Ward pushed back: “I think it’s incumbent on us, when someone attacks the integrity of the voting system, to stand up for it. There is no voter fraud going on in Alachua County. That isn’t to say that it couldn’t one day happen, but there’s simply not a history of voter fraud in Alachua County. Our Supervisor of Elections does an amazing job… The elections process in Alachua County is a good process. We have not had trouble with it, and I think it’s important for us to stand up for the folks doing that work, and I will absolutely continue.”

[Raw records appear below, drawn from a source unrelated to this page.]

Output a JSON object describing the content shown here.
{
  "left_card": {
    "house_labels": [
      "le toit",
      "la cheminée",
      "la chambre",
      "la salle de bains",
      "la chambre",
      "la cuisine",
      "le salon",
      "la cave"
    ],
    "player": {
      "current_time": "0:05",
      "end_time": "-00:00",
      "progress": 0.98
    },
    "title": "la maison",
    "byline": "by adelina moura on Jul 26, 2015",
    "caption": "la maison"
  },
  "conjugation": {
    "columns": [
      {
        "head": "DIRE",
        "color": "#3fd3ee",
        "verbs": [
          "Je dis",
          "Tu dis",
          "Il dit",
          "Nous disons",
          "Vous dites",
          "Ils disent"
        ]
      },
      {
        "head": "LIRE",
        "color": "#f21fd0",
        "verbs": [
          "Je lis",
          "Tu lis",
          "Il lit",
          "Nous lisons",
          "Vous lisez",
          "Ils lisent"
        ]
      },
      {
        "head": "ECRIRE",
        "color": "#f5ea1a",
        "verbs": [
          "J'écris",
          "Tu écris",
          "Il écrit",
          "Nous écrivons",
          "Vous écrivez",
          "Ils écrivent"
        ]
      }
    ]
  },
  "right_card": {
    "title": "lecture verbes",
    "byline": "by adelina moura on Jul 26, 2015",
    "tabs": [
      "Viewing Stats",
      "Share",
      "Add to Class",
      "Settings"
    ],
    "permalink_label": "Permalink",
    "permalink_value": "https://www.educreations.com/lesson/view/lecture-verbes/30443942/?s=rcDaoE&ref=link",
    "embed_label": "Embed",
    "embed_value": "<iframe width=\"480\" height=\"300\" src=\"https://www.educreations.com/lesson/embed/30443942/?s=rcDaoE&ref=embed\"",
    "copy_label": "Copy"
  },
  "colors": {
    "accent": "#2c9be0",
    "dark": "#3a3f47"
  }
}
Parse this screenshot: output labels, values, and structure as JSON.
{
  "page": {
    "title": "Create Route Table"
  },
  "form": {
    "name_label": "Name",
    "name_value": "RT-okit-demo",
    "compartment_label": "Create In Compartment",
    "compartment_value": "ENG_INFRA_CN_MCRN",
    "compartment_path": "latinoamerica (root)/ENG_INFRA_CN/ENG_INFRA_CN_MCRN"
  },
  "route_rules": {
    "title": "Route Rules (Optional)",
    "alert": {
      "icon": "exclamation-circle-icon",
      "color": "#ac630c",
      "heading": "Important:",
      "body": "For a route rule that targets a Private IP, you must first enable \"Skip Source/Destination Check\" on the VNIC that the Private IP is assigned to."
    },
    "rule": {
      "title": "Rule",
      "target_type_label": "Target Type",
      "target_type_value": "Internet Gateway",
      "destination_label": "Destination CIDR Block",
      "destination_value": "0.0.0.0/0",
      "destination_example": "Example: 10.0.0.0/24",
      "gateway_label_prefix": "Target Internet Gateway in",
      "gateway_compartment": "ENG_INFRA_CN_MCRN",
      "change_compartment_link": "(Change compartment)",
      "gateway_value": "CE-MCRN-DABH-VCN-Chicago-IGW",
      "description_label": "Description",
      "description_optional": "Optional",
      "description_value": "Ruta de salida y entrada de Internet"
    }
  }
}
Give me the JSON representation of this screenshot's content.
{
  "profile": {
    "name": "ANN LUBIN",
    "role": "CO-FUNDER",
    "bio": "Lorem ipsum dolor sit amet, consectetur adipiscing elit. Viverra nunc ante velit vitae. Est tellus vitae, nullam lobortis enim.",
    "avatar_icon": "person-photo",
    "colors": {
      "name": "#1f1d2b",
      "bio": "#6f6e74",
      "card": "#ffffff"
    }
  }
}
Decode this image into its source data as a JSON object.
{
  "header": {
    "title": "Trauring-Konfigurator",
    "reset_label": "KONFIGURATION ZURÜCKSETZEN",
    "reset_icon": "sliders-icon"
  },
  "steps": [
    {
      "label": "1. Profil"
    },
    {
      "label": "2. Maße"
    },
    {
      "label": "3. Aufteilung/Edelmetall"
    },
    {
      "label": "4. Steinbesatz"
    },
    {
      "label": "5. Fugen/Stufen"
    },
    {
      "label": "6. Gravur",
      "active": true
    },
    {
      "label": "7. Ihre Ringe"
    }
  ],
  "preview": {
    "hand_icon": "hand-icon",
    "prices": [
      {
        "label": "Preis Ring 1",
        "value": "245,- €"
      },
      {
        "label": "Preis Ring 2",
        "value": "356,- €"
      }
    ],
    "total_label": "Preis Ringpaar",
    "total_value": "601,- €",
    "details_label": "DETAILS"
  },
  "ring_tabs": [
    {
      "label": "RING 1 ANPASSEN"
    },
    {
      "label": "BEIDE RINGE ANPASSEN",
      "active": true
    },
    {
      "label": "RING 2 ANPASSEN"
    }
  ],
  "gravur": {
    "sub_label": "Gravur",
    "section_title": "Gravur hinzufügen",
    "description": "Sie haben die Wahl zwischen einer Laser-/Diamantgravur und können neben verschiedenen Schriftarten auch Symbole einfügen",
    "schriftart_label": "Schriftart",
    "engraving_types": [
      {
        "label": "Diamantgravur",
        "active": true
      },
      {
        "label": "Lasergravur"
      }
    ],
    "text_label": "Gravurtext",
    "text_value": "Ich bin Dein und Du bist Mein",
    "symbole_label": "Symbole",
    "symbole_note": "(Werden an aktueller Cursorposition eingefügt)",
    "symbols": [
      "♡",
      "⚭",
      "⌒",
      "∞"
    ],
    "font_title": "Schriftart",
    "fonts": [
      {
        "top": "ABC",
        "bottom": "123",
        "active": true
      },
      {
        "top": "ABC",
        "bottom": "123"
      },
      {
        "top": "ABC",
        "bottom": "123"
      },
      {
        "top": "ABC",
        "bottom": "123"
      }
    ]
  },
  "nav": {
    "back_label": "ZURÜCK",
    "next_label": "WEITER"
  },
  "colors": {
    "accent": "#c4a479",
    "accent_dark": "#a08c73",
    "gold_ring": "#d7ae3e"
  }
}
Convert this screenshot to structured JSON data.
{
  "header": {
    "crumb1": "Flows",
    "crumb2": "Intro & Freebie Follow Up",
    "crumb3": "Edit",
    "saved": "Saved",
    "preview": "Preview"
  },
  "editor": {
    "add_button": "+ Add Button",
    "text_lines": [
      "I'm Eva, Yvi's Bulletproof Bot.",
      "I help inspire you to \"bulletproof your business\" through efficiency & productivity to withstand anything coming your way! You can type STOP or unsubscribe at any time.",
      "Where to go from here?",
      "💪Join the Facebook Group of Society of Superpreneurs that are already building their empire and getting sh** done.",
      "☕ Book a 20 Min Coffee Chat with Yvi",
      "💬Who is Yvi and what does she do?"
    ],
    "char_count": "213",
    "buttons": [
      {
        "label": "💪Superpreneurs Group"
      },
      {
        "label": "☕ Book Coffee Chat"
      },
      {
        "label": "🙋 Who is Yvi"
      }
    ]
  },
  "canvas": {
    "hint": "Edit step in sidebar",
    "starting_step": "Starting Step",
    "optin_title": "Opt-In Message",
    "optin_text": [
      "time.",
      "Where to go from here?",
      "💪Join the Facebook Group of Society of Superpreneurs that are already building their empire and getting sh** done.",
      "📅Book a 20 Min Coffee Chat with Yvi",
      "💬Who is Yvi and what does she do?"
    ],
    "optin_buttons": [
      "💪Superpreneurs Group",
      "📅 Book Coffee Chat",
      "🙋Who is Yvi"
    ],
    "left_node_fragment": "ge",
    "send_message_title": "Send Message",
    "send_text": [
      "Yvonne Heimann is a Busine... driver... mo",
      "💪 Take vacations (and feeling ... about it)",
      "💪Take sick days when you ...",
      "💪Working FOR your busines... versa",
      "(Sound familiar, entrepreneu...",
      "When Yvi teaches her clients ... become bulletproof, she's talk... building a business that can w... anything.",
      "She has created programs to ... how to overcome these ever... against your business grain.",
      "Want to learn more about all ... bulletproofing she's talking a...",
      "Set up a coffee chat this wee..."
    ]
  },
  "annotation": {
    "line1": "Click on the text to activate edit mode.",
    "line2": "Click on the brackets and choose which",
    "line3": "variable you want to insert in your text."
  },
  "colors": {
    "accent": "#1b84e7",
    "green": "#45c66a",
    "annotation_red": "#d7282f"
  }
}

Poe added, “Gerrymandering is when districts are drawn unfairly to benefit one group of people over another. We’re not redrawing any districts here. What we are doing is moving elections to facilitate the most number of people possible being able to vote in the election, and it’s not just students, most of whom don’t vote, unfortunately, but it’s all of the employees of the university, of the college, and of the school board, who would be disenfranchised if we were to hold elections during a spring break. I am disturbed, but not shocked, that we have people in 2020 arguing that we should try to keep people away from the ballot box, that because they spend a short amount of time here, they value less than other human beings, that their voice doesn’t matter and that we should set the rules to keep them from participating in the political process.”
The motion to move the election a week earlier passed unanimously.